12. People & organisations

  • First reference: full name. Subsequent reference: last name only.
  • Title precedes name on first reference, lowercase if not titular ("the chief executive Pat Walker").
  • Pronouns: we use a subject's stated pronouns. If unknown, the subject's name is repeated as needed; we do not assume.
  • Organisations: we use the legal name on first reference, the common short form after.

13. Linking

  • Link the first reference to a primary document, not its summary.
  • Do not link the entire sentence. Link the specific phrase the link concerns.
  • Do not link to a tweet as a source of a fact. If the tweet documents the fact, link to the tweet's screenshot in the Internet Archive.
  • Do not link to other publications in Lumenwhite Media Holdings' portfolio. We are independent of them; the link policy reflects that.

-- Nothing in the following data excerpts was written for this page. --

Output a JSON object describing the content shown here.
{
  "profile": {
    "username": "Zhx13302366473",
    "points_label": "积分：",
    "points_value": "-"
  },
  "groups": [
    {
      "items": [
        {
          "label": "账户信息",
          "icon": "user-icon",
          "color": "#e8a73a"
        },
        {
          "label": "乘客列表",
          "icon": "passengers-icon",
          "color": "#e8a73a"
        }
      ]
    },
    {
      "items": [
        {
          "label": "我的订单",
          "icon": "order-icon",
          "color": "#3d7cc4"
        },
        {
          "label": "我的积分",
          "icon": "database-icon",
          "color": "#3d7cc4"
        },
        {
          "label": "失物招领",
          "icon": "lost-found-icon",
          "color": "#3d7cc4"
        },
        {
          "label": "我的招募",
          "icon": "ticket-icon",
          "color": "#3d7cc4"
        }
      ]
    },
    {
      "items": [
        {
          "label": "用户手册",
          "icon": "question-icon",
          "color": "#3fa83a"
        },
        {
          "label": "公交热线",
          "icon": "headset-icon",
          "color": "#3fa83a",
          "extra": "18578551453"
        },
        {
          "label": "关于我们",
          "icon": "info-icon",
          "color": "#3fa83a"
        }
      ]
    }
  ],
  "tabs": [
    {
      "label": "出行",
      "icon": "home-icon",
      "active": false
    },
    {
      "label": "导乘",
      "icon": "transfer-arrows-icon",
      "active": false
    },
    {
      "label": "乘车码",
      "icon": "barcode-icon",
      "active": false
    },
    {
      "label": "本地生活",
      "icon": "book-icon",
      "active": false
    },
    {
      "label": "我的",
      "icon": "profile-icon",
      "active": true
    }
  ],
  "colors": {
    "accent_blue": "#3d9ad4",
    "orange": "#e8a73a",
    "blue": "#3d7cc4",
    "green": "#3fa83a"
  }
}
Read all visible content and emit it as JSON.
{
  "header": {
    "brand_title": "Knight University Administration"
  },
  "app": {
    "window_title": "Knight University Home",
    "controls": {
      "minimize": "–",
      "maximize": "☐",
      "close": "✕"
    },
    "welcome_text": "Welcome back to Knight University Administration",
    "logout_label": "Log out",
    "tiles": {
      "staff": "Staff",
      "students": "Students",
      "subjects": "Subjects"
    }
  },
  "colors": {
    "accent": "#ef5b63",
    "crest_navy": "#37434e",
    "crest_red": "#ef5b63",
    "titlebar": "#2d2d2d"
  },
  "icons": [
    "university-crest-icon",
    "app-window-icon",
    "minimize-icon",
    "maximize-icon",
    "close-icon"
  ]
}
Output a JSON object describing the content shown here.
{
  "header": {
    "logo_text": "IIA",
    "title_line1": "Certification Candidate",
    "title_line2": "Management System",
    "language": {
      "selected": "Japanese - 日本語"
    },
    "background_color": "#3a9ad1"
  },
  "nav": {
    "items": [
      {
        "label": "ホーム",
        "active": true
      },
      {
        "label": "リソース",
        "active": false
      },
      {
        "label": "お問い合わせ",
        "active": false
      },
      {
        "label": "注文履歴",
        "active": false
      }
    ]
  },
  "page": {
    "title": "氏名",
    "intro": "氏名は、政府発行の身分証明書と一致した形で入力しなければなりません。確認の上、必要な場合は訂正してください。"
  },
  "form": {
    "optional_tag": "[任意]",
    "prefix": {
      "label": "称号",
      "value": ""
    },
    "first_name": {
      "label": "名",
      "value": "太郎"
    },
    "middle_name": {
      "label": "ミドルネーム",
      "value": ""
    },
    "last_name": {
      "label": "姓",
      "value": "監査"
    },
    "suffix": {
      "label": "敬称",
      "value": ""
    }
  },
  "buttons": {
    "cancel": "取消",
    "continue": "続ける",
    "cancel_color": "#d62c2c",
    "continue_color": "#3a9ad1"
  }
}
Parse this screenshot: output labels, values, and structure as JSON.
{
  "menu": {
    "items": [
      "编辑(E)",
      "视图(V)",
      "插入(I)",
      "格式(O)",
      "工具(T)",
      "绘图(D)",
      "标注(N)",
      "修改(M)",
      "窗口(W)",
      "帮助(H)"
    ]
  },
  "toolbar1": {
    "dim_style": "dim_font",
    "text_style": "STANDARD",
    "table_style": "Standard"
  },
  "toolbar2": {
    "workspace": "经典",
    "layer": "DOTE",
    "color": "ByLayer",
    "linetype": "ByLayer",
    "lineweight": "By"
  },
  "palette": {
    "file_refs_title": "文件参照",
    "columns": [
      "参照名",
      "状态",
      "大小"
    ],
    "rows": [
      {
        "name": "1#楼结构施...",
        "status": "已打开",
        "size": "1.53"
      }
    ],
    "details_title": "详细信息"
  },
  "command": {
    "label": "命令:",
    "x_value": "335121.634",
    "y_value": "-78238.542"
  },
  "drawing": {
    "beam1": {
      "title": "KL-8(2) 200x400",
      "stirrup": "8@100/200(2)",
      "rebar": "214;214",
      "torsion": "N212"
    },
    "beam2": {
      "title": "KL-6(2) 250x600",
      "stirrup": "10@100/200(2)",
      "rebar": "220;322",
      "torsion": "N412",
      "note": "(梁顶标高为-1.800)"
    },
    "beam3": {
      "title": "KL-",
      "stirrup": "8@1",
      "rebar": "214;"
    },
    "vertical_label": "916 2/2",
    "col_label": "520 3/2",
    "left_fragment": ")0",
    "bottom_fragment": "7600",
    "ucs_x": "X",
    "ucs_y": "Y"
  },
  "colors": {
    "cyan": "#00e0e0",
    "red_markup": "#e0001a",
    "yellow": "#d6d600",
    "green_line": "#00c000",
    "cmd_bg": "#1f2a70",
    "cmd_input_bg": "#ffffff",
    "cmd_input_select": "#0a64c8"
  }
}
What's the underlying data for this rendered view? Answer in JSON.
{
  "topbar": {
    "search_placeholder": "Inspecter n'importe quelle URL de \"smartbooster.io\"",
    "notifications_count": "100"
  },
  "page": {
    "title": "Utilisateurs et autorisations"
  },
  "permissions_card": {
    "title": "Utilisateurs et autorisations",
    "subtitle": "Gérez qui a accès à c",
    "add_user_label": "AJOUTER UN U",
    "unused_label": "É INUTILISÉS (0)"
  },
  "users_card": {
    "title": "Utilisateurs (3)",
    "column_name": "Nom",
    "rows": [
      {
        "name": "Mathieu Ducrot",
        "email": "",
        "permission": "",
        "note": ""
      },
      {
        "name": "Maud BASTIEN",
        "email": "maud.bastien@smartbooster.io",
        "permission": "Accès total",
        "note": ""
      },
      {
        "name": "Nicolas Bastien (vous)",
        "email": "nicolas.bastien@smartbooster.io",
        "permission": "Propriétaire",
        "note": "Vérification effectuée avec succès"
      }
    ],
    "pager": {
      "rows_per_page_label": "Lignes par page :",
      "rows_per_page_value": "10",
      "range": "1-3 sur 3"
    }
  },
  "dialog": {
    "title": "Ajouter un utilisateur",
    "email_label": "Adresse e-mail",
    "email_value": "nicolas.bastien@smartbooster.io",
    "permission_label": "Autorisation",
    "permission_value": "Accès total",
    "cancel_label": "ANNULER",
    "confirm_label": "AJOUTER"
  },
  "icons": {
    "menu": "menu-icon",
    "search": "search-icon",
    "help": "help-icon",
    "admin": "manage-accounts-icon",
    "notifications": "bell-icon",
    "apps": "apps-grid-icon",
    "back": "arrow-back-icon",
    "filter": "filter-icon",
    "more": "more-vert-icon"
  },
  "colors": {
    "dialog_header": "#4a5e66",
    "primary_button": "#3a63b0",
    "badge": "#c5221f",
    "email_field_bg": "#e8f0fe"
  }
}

14. The Cornerstone column

Cornerstone pieces are the publication's definitional essays. They use a drop-cap on the first paragraph, set in EB Garamond at ~3.6rem. They run between 2500 and 4500 words. They appear under the Cornerstone kicker on the homepage and on a fixed shelf in the archive.

15. Critical-frame callouts

The publication has one piece of typography reserved for the "this is contested" function: the .callout.flag. It uses a red left border (#9a1d1d) and a slightly warmer background. Use it when (a) the publication wishes to mark a claim it will return to, or (b) a regulator or a court has formally contested the claim. Do not use it for emphasis. Do not use it for the publication's own opinions.

16. The dateline city list

The publication's standing dateline cities: Berlin, Mexico City, Lisbon, London, Brussels, Washington, Singapore, San Francisco, Tokyo. Add a city only when a piece is filed from that city and the contributor has been there. We do not write Berlin datelines from elsewhere.

17. Last word

This style guide is internal mechanics, not a manifesto. The mechanics serve the publication's job. The job is to write about opacity precisely enough to be useful to the working professional who reads us. If the mechanics ever get in the way of that, we revise the mechanics.